Some starter code for this question is below.

train <- train %>% select(-one_of("SmokeNow", "Smoke100n"))
tree_full <- rpart(Smoke100 ~ ., data = train, parms = list(split = "gini"))

# Add your code here ...

plot_dat <- cbind(rbind(perf_df_full,perf_df), model = c(rep("All Vars",nrow(perf_df_full)),rep("Two Vars",nrow(perf_df))))
ggplot(data = plot_dat, aes(x = fpr, y = tpr, colour = model)) + 
  geom_line() + geom_abline(intercept = 0, slope = 1, lty = 3) + 
  ylab(perf@y.name) + 
  xlab(perf@x.name)
pred <- ROCR::prediction(predictions = predicted_tree[,2], test$SleepTrouble)
perf <- ROCR::performance(pred, 'tpr', 'fpr')
perf_df <- data.frame(perf@x.values, perf@y.values) 
names(perf_df) <- c("fpr", "tpr") 
train <- train %>% select(-one_of("SmokeNow", "Smoke100n"))
tree_full <- rpart(Smoke100 ~ ., train, parms=list(split="gini"))

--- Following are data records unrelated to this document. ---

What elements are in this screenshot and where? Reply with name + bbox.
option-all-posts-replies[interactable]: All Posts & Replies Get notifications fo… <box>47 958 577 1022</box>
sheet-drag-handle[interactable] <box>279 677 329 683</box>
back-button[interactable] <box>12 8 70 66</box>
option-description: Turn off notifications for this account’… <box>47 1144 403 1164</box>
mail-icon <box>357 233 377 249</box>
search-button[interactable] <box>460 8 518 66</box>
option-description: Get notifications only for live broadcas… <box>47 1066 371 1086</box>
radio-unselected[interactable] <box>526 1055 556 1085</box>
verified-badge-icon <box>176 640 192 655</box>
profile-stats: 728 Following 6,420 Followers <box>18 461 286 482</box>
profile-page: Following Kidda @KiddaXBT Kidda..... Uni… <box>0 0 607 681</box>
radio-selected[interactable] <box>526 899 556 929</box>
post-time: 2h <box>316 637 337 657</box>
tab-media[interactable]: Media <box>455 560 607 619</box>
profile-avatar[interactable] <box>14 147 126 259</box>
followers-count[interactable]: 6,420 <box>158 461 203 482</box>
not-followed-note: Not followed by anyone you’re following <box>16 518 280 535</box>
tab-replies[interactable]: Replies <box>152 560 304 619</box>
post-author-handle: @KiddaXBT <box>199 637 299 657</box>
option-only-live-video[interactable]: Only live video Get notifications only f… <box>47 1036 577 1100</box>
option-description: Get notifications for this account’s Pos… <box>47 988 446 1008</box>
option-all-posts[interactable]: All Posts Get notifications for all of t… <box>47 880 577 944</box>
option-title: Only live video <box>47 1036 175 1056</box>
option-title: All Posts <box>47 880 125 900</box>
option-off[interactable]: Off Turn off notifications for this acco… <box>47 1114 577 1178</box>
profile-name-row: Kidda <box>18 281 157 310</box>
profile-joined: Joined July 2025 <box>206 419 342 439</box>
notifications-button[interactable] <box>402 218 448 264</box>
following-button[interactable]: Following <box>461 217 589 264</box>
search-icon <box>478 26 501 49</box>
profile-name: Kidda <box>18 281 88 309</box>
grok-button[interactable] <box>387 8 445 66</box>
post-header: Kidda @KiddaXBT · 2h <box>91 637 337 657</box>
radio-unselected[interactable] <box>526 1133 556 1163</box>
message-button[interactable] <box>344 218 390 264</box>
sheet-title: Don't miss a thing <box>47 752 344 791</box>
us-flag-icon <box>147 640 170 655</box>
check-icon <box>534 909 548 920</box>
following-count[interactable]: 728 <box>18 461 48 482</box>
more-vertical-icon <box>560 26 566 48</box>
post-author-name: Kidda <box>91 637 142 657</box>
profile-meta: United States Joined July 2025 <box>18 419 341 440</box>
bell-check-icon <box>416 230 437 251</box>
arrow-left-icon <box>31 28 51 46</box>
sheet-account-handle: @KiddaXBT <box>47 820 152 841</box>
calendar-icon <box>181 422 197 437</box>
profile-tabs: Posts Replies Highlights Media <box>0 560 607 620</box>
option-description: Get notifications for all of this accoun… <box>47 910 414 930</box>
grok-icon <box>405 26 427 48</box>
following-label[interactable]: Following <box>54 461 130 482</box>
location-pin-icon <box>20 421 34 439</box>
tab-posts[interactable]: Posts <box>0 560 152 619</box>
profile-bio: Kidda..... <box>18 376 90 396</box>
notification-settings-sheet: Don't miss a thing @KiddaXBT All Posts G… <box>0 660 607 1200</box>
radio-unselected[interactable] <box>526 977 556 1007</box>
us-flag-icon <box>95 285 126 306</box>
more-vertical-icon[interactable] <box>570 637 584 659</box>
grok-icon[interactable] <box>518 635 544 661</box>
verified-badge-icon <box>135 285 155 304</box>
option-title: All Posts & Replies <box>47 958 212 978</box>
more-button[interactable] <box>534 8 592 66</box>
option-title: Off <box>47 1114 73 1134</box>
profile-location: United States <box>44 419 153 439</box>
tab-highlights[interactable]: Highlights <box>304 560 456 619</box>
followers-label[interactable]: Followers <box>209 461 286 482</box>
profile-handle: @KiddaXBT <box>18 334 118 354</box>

predicted_tree_full <- predict(object = tree_full, newdata = test, type = "prob")
confusion_matrix <- table(predicted_tree_full[,2] >= 0.5,test$Smoke100)
row.names(confusion_matrix) <- c("No","Yes")
confusion_matrix
##      
##        No Yes
##   No  594 246
##   Yes 188 419
# Accuracy
accuracy <- sum(diag(confusion_matrix))/sum(confusion_matrix)


pred <- ROCR::prediction(predictions = predicted_tree_full[,2], test$Smoke100)
perf <- ROCR::performance(pred, 'tpr', 'fpr')
perf_df_full <- data.frame(perf@x.values, perf@y.values) 
names(perf_df_full) <- c("fpr", "tpr")

plot_dat <- cbind(rbind(perf_df_full,perf_df), model = c(rep("All Vars",nrow(perf_df_full)),rep("Two Vars",nrow(perf_df))))
ggplot(data = plot_dat, aes(x = fpr, y = tpr, colour = model)) + 
  geom_line() + geom_abline(intercept = 0, slope = 1, lty = 3) + 
  ylab(perf@y.name) + 
  xlab(perf@x.name)

The tree classifier using all the variables in the dataset has much better performance than the classifier using only Education and Age as predictors. The plot shows that the ROC curve for the model with all variables is above the ROC curve for the model with two variables, which indicates that the model with all variables is more accurate overall.